Medicine: Using Data to Improve Health Care

Apr 16, 2015

Together, iiD and Duke Medicine are accelerating society’s progress toward personalized health care. This fusion has the potential to dramatically improve patient outcomes, the cost-effectiveness of treatment, and the overall health and well-being of individuals and communities. 

Professor Lawerence Carin

Professor Lawerence Carin

Professor Lawrence Carin, Vice Provost for Research, is partnering with Duke Medicine on several ambitious projects. He is harnessing, integrating, and putting to use an array of data to improve health care, including genomic information, personal and disease history, and psychosocial characteristics.

Carin is working with Dr. Geoffrey Ginsburg, Executive Director of the Center for Personalized Medicine at Duke Medicine, on using a patient’s genomic information to accurately and immediately diagnose infectious diseases. Carin and Ginsburg are studying infections in primates by using signal processing to find patterns in the mRNA “data” of their subjects’ bloodwork. This allows one to accurately distinguish illness caused by a virus from that caused by bacteria.

The researchers have also developed an inexpensive polymerase chain reaction (PCR) chip that, once adopted by hospitals, could quickly scan for these genes in patients. The idea is that if a patient came into the ER with a fever, a doctor could do a simple genomic test to determine whether the symptom is caused by a virus or bacteria. This means patients could be treated earlier, speeding their recovery, heading off potential health complications, and even preventing a serious outbreak of disease.

More recently, Carin teamed with Dr. Robert Califf, former Director of the Duke Translational Medicine Institute and Vice Chancellor for Clinical and Translational Research, on a joint iiD-Duke Medicine project on the statistical analysis of electronic medical records.
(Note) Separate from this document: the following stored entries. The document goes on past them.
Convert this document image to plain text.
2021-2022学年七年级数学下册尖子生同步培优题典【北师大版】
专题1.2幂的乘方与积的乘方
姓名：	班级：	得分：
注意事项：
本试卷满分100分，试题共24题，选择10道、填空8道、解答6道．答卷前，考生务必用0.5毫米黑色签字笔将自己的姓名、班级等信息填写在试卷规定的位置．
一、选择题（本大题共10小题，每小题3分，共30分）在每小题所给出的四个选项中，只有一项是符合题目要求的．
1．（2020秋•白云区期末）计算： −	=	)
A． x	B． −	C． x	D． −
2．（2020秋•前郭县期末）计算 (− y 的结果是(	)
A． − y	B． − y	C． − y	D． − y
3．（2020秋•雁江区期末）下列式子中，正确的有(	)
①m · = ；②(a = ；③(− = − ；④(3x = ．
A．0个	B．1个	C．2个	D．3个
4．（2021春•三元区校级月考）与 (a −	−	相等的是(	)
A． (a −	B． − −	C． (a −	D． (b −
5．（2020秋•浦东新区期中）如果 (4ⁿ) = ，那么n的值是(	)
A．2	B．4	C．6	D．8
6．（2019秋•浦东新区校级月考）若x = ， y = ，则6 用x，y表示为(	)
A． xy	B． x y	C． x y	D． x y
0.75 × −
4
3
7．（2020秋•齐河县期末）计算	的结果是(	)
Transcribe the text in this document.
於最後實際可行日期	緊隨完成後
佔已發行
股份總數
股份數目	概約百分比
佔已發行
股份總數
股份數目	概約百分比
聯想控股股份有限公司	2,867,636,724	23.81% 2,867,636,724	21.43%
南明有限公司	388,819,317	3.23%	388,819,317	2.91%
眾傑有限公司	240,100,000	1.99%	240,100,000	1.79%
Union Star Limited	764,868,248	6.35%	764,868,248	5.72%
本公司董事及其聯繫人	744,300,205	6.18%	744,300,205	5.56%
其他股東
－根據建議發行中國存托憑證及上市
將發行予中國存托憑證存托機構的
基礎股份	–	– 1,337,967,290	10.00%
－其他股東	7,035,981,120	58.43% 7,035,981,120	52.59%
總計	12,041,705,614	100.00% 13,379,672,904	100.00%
This big data project will leverage advanced mathematics and Duke’s extensive medical records database, to infer medical best practices based on the broad recorded experience of Duke’s clinical medicine system.

“The principal goal of this research is to bring together Duke’s excellence in medicine with advanced mathematics and statistics, to improve the health of people across the world,” says Carin.